Purpose: To investigate genotype-phenotype correlation and to analyze functional and structural changes in the retina of patients with von Hippel-Lindau (VHL) disease.
Methods: Thirteen patients from four families (A, B, C and D) with known VHL disease and known mutations in the VHL gene were examined. All patients underwent clinical examination and optical coherence tomography (OCT). Full-field electroretinography (full-field ERG) was performed in twelve patients.
Results: Family A, with deletion of exon 3 in the VHL gene, and family B, with the missense mutation p.R79P, exhibited type 1 VHL characterized by the absence of pheochromocytoma and a high incidence of central nervous system hemangioblastomas. One member of family B exhibited Goldenhar syndrome. A novel missense mutation (p.L198P) was identified in the VHL gene in the patient from family C. This p.L198P mutation caused a phenotype with early onset of a neuroendocrine tumor of the pancreas, bilateral pheochromocytomas, and optic nerve hemangioblastoma. Full-field ERG showed significantly prolonged implicit times of the b-wave and maximal combined a-wave in VHL patients, compared to controls. Examination of the retinal structure in all patients with VHL, using OCT, showed a significant decrease in retinal thickness in VHL patients without ocular hemangioblastomas, compared to controls.
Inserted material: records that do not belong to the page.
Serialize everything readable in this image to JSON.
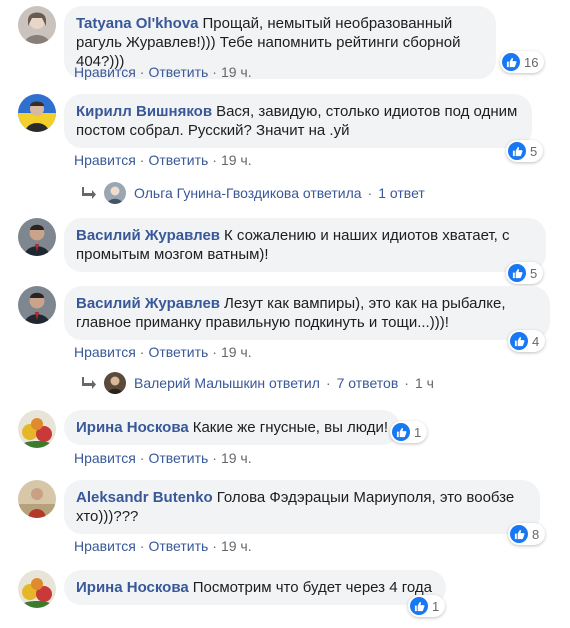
{
  "comments": [
    {
      "author": "Tatyana Ol'khova",
      "text": "Прощай, немытый необразованный рагуль Журавлев!))) Тебе напомнить рейтинги сборной 404?)))",
      "likes": "16",
      "actions": {
        "like": "Нравится",
        "reply": "Ответить",
        "time": "19 ч."
      }
    },
    {
      "author": "Кирилл Вишняков",
      "text": "Вася, завидую, столько идиотов под одним постом собрал. Русский? Значит на .уй",
      "likes": "5",
      "actions": {
        "like": "Нравится",
        "reply": "Ответить",
        "time": "19 ч."
      },
      "replies": {
        "name": "Ольга Гунина-Гвоздикова ответила",
        "count": "1 ответ"
      }
    },
    {
      "author": "Василий Журавлев",
      "text": "К сожалению и наших идиотов хватает, с промытым мозгом ватным)!",
      "likes": "5"
    },
    {
      "author": "Василий Журавлев",
      "text": "Лезут как вампиры), это как на рыбалке, главное приманку правильную подкинуть и тощи...)))!",
      "likes": "4",
      "actions": {
        "like": "Нравится",
        "reply": "Ответить",
        "time": "19 ч."
      },
      "replies": {
        "name": "Валерий Малышкин ответил",
        "count": "7 ответов",
        "time": "1 ч"
      }
    },
    {
      "author": "Ирина Носкова",
      "text": "Какие же гнусные, вы люди!",
      "likes": "1",
      "actions": {
        "like": "Нравится",
        "reply": "Ответить",
        "time": "19 ч."
      }
    },
    {
      "author": "Aleksandr Butenko",
      "text": "Голова Фэдэрацыи Мариуполя, это вообзе хто)))???",
      "likes": "8",
      "actions": {
        "like": "Нравится",
        "reply": "Ответить",
        "time": "19 ч."
      }
    },
    {
      "author": "Ирина Носкова",
      "text": "Посмотрим что будет через 4 года",
      "likes": "1"
    }
  ],
  "colors": {
    "author": "#385898",
    "bubble": "#f2f3f5",
    "like": "#1877f2",
    "meta": "#65676b"
  }
}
Conclusions: Our findings support previously established genotype-phenotype correlations. However, we here describe an unusual phenotype with a novel missense mutation, p.L198P, and report the finding that VHL disease can be associated with Goldenhar syndrome. Electrophysiological and structural findings suggest that VHL disease is a progressive, neurodegenerative disease of the retina.